In sum, it is not in the interest of elderly incapacitated persons that they be represented by non-attorneys. Where they have claims that require adjudication, they are entitled to trained legal assistance so that their rights may be fully protected. Cf. Osei-Afriyie, 937 F.2d at 883. Accordingly, we will affirm the judgment of the District Court on this basis. We would add, however, that under the circumstances presented here, the fact that Genevieve has a guardian does not necessarily prevent Mary from bringing this action, with an attorney, as a “next friend.” Under Federal Rule of Civil Procedure 17(c), where an incompetent person is represented by “a general guardian, committee, conservator, or other like fiduciary,” that representative is the proper person to sue or defend on her behalf. Fed. R. Civ. P. 17(c)(1). Only if the incompetent person is unrepresented by such a guardian may she be represented by a “next friend.” Fed. R. Civ. P. 17(c)(2). Here, Mary alleges a conflict of interest involving the court-appointed guardian. In such a case, Rule 17(c), “gives a federal court power to authorize someone other than a lawful representative to sue on behalf of an infant or incompetent person where that representative is unable, unwilling or refuses to act or has interests which conflict with those of the infant or incompetent.” Sam M. ex rel. Elliott v. Carcieri, 608 F.3d 77, 85 (1st Cir. 2010) (quoting Ad Hoc Committee of Concerned Teachers v. Greenburgh No. 11 Union Free School District, 873 F.2d 25, 29 (2d Cir. 1989) ). Provided that she establishes a basis for federal subject matter jurisdiction and shows that Genevieve’s court-appointed guardian has an actual conflict of interest, Mary Bush, with an attorney, may apply to the District Court for “next friend” standing to bring this action. Whether she can meet the requirements for “next friend” standing, see Whitmore, 495 U.S. at 163-64, 110 S.Ct. 1717, we need not decide.

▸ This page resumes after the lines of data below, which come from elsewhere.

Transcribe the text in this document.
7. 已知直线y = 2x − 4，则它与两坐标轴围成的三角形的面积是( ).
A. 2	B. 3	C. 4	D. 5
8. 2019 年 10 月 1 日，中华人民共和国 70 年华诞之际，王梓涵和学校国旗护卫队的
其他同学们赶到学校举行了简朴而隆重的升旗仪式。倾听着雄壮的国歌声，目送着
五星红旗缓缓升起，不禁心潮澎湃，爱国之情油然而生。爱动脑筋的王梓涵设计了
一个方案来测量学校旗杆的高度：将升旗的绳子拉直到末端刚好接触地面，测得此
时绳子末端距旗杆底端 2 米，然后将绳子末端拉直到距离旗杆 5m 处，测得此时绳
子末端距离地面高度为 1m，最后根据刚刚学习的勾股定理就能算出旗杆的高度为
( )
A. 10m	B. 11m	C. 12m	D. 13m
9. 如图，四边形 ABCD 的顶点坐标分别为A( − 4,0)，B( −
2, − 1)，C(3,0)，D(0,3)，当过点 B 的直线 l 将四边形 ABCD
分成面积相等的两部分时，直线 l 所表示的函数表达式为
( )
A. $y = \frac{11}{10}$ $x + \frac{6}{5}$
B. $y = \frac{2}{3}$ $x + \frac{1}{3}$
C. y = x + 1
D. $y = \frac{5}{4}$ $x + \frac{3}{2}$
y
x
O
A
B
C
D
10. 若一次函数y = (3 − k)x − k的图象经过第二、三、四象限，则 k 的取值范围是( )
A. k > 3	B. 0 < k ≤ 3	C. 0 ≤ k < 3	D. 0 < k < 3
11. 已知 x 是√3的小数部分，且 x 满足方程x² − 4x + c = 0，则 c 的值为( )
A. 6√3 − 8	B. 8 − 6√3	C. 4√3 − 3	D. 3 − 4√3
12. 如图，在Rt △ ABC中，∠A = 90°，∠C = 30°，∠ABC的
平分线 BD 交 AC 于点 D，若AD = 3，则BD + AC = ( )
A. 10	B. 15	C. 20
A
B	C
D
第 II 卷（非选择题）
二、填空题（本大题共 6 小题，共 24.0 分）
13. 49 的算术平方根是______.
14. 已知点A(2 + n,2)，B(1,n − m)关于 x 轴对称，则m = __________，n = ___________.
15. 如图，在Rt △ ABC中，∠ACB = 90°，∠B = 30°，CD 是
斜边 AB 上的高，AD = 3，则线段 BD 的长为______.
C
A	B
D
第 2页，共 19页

For the foregoing reasons, we will summarily affirm the orders of the District Court dismissing the § 2241 petition and denying reconsideration.


1.   The rule also “jealously guards the judiciary’s authority to govern those who practice in its courtrooms.” Myers v. Loudoun County Public Schools, 418 F.3d 395, 400 (4th Cir. 2005).

2.   Because the District Court did not reach this issue, we express no view on whether the habeas corpus statutes, including 28 U.S.C. § 2254, confer jurisdiction on federal courts to challenge state court probate decisions involving incapacitated elderly persons, cf. Lehman v. Lycoming County Children’s Services Agency, 458 U.S. 502, 510, 102 S.Ct. 3231, 73 L.Ed.2d 928 (1982) (federal habeas has never been available to challenge parental rights or child custody).